Presently, the ipsilateral testicular volume is a guide toward the indication for varicocele ligation in the adolescent.

Tests such as semen analysis in the pubescent male may be difficult to obtain. Research suggests that endocrine studies in the form of an exaggerated response of LH and FSH to gonadotropin-releasing hormone (GNRH) my be useful in identifying those who may benefit from varicocele surgery. This response has been normalized in patients with improved sperm density after varicocele ligation.
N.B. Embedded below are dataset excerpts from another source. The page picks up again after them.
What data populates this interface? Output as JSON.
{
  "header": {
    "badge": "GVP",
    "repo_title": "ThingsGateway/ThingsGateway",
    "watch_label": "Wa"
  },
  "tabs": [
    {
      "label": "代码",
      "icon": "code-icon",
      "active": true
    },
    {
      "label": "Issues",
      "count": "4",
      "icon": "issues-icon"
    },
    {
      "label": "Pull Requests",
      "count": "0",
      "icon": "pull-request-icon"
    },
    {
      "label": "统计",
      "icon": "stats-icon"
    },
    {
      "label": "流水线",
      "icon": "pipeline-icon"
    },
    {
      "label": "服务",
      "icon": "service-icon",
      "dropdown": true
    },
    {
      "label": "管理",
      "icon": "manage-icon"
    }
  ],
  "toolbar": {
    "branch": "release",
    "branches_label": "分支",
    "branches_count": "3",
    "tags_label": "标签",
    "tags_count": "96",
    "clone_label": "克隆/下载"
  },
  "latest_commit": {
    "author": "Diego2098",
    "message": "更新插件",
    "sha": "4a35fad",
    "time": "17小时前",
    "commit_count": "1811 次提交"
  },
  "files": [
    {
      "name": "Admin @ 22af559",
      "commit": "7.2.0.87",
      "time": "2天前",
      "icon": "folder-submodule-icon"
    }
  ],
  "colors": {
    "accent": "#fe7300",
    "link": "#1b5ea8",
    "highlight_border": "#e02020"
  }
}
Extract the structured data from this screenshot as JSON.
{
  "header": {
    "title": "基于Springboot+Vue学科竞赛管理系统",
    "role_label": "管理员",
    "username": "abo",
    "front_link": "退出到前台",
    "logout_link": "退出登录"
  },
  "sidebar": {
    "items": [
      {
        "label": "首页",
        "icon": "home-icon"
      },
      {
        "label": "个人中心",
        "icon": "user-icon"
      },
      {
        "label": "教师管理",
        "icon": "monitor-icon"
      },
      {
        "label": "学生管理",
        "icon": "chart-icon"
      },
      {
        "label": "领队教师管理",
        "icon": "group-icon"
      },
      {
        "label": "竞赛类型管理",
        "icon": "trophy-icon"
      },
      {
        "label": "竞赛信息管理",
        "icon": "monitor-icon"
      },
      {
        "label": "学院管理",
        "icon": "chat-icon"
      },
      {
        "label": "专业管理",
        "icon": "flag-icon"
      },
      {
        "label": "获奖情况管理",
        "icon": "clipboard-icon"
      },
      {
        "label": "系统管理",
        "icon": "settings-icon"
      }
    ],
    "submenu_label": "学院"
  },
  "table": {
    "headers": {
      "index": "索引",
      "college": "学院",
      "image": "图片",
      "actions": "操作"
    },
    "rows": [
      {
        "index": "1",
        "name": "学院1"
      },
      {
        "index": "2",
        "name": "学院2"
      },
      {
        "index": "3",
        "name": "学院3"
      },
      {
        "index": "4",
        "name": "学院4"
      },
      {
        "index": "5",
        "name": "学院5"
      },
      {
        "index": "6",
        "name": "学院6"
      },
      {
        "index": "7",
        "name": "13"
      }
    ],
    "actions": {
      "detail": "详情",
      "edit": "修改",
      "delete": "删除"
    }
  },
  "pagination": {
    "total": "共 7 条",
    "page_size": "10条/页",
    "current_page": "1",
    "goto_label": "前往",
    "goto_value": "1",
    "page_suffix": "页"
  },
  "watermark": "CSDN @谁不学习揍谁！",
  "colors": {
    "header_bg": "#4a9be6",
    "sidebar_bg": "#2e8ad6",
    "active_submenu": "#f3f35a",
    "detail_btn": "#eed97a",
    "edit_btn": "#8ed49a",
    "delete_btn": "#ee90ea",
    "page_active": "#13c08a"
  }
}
The adolescent with a varicocele presents a dilemma in management because the risk of future infertility to the individual patient is unknown. Varicocele ligation is recommended in those with:

(1) a varicocele in the presence of a testicle smaller than the contralateral testicle;
(2) abnormal semen analysis, if obtainable;
(3) abnormal response to an infusion of GNRH; and
(4) any worsening of the above on annual examinations.

Varicocele surgery may be performed as an outpatient under a general anesthetic either laparoscopically or through a small incision. We usually perform the surgery using a small suprainguinal retroperitoneal incision rather than laparoscopically, as it is quicker and just as complete.